If internal audit designs controls, it loses independence. If it executes fixes, it audits itself.

That separation is intentional and fundamental to governance.


Risk and Compliance: guardrails, not ownership

Risk and compliance functions:

  • Design frameworks and policies
  • Monitor and report
  • Advise and escalate

They do not own risk. Risk is owned by the business. Governance makes that ownership visible.


UK vs US governance: same goals, different mechanics

  • UK: principles-based, “comply or explain”
  • US: rules-based, enforced through law and listing standards

The outcome is similar. The evidence required to prove good governance is not.

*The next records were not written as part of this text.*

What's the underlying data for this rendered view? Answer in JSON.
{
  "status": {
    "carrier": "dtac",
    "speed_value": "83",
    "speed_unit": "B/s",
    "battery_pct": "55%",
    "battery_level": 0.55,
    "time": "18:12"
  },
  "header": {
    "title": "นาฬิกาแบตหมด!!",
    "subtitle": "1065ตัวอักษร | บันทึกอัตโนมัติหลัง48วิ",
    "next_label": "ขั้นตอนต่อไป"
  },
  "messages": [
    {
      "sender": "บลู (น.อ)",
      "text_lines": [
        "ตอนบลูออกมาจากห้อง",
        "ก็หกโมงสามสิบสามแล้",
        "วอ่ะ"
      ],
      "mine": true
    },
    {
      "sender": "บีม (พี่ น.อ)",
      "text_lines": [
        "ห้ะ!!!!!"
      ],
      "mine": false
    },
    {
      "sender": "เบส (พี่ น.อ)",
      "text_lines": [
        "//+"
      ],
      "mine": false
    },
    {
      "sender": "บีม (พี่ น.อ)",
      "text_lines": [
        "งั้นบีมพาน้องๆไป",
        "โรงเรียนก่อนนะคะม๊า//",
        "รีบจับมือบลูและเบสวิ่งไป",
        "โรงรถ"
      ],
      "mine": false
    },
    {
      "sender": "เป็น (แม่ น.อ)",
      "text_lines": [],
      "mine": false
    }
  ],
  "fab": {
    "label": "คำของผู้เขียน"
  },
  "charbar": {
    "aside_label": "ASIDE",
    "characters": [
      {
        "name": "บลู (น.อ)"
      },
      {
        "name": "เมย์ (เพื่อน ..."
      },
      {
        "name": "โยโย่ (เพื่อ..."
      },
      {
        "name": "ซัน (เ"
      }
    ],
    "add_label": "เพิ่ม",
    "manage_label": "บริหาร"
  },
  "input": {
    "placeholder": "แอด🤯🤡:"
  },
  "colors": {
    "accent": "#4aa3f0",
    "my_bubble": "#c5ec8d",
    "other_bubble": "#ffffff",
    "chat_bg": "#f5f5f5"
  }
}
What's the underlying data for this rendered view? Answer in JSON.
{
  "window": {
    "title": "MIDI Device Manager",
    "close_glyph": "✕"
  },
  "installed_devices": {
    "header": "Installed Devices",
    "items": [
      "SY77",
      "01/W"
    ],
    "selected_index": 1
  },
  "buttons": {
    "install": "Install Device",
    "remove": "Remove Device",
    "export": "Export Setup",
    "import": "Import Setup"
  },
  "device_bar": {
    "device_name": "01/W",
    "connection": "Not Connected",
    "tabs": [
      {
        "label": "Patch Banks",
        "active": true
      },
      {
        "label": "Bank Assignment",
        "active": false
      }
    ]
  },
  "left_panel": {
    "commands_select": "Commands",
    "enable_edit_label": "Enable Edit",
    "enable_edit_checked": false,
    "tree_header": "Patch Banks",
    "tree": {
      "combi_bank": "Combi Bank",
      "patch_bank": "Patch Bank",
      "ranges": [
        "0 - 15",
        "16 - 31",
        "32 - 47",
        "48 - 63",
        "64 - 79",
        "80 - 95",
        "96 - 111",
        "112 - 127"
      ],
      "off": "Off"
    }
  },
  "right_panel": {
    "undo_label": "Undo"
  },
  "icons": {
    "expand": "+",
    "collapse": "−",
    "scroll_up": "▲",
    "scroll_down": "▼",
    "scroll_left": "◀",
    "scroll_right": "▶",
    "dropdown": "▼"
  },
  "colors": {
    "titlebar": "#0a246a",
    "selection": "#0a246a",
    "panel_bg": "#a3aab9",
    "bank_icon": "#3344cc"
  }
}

Real-world accountability examples

Example 1: Control failure

  • Management identifies and fixes the issue
  • Internal audit tests effectiveness
  • Audit committee challenges and oversees
  • Board ensures governance adequacy

Example 2: Strategic restructuring

  • Management builds options
  • Board decides, considering long-term and stakeholder impacts

The fastest way to cut through governance confusion

  1. Who decides? → Board / committee
  2. Who executes? → Management
  3. Who assures? → Internal audit

If those answers aren’t clear, you don’t have a governance problem — you have an accountability gap.


Conclusion

Roles and responsibilities in governance only feel complex when accountability is blurred.

Once you see who decides, who executes, and who assures, governance stops being abstract and starts doing its real job: making responsibility unavoidable.